A startup that's developing an anti-aging supplement just raised $20 million to keep studying it and other supplements.
Elysium Health, the brainchild of former Sequoia partner Eric Marcotulli, former JPMorgan vice president Dan Alminana, and MIT biology professor Leonard Guarente, raised $20 million from investors including General Catalyst, which also recently led a funding round for cancer genetics startup Color Genomics.
Supplements are a multi-billion industry that can often be tricky for consumers to navigate. Since most supplements are not designed to treat a specific disease or ailment, they typically aren't regulated in the same way as pharmaceutical drugs. It's not too surprising, then, that many supplements currently on the market do not contain what they say they do. Plus, the science on the alleged benefits of many vitamins and supplements can be mixed.

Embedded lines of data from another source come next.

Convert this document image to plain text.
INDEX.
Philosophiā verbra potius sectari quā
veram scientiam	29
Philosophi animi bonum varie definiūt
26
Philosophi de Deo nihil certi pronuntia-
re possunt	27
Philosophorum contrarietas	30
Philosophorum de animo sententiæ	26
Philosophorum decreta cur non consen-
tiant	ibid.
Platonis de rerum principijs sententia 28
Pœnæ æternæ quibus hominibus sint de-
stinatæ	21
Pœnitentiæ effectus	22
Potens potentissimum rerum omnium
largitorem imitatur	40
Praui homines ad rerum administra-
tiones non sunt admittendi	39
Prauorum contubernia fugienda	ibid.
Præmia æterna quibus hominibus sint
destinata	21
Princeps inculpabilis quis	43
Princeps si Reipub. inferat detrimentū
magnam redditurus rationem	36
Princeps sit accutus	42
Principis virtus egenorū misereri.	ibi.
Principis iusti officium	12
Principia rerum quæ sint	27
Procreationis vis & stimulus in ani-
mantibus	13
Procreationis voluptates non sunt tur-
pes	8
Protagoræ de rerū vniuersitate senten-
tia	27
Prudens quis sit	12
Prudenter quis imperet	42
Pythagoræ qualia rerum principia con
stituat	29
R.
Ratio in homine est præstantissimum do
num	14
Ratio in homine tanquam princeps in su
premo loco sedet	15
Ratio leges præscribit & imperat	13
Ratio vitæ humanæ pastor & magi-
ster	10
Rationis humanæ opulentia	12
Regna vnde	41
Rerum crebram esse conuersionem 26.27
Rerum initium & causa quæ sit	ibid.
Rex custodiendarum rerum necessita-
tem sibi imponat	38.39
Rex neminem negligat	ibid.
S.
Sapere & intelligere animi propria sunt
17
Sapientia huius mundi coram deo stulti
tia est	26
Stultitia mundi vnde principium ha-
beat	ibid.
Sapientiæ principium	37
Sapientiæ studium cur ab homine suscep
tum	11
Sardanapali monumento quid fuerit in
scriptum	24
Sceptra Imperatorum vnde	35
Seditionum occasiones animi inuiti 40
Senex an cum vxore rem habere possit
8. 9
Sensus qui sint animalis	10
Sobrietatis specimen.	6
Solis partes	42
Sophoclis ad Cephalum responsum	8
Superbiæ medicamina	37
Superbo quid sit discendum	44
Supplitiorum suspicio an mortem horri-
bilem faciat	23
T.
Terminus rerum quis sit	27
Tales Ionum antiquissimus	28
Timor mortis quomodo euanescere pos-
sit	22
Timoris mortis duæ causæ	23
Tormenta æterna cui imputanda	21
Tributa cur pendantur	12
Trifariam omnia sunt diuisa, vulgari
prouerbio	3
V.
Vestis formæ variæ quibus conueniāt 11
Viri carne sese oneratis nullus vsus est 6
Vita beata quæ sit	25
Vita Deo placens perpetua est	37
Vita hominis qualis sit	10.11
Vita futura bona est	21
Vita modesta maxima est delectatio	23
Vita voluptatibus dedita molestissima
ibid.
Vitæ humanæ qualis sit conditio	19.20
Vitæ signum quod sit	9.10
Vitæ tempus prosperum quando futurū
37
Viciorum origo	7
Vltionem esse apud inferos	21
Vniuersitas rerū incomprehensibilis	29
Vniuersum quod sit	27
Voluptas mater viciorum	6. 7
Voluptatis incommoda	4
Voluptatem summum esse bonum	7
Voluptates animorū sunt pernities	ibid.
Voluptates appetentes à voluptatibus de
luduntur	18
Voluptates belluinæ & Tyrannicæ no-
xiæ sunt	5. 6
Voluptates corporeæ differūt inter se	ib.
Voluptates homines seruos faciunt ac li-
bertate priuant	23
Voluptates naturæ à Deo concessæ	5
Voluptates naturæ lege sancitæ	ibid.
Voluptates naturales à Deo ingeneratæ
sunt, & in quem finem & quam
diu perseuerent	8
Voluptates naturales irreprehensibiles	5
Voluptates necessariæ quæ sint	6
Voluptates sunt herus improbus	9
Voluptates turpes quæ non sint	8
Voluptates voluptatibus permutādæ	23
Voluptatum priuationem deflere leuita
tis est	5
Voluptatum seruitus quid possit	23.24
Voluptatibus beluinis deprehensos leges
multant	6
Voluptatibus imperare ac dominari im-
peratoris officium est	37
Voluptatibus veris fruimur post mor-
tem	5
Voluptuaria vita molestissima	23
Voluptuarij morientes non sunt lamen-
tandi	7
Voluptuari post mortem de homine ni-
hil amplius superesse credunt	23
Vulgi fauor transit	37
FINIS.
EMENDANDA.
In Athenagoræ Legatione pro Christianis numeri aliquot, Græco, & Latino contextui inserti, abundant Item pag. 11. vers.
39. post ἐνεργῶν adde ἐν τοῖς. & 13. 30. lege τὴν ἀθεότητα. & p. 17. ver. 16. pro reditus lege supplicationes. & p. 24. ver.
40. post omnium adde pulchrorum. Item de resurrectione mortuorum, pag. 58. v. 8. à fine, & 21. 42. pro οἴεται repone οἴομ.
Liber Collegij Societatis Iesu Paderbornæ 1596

This is where Elysium hopes to come in. On Tuesday, the company presented the results from its first randomized controlled clinical trial of its supplements. Those results are intended to show that the supplement is safe and that it appeared to help raise levels of a specific protein in the blood of people who took it.
Also, the company recently added three notable members to its scientific advisory board. These people include the Harvard geneticist George Church, the chairman of dermatology at Weill Cornell Medical College Dr. Richard Granstein, and Nobel Prize-winning biochemist Paul Modrich.
How it works
Elysium's first product is called Basis. It aims to boost the levels of a specific protein called "nicotinamide adenine dinucleotide" (NAD), found in cells. Some studies in mice and yeast suggest that boosting NAD levels may help prevent aging-related decay in important structures in our cells called mitochondria.
Basis costs about $50 per month if you choose to pay as you go, while a one-time bottle will set you back $60. You can also subscribe for a half or full year, which costs $45 or $40 per month, respectively.
"NAD governs communication between the nucleus and everything else in the cell, as well as how the cells communicate with one another," Marcotulli told Business Insider in April. As we age and NAD levels fall, "the ability to communicate appropriately also drops." In other words, it's like being on the end of a choppy phone line; the less you can hear, the more likely something will get lost in translation and go awry.
Guarente and his research team ultimately decided on two naturally occurring compounds. The first was pterostilbene, a type of micronutrient called a polyphenol that's present in tiny amounts in almonds, grape leaves, and blueberries. The second was nicotinamide riboside, a form of vitamin B3 that's also found in trace amounts in yeast-containing foods and milk-derived products like cheese and yogurt. Both compounds are available separately as supplements.
Elysium hopes that by combining these compounds and providing them in larger quantities than the trace amounts found in food, they could help the body make NAD.
The first trial
Some research on pterostilibene and nicotinamide riboside showed that the compounds were bioavailable (or able to be absorbed by the body), safe and had some potential anti-aging qualities (at least in rats).
So the first step was to run a study to make sure that if you did take the Basis supplement, it would increase the amount of NAD relative to those taking the placebo. To test that out, as well as the safety of basis, Elysium looked at 120 participants aged 60-80 over the course of eight weeks.
For those taking the regular dose (two Basis pills a day), NAD increased by an average of 40% by week 4. In those who took double the dose, it went up 90%. Guarante told Business Insider that in the placebo group, there was no change to NAD. On the safety side, he said, there were very minor side effects, even in the placebo group.
Notably, Guarante said, the levels of NAD were sustained throughout the trial, instead of temporarily increasing before coming back down even though the participants were still taking the pill.
Next, the company plans to submit the results to a peer-reviewed journal. And now that it's shown that NAD levels seem to increase with the supplement, Elysium will need to also show that those increased levels are tied to anti-aging health outcomes. Those results, Guarante said, should be taking place over the next two years.
Elysium launched Basis in February 2015, and plans to investigate others focused on improved overall health and wellness.
"The concept of the company is that there are a lot of natural products out there," Guarante told Business Insider in April. "We want to be able to recognize when there's something that's discovered in medical research that has the potential for benefiting human health, and make that available as quickly as possible in a way that's safe."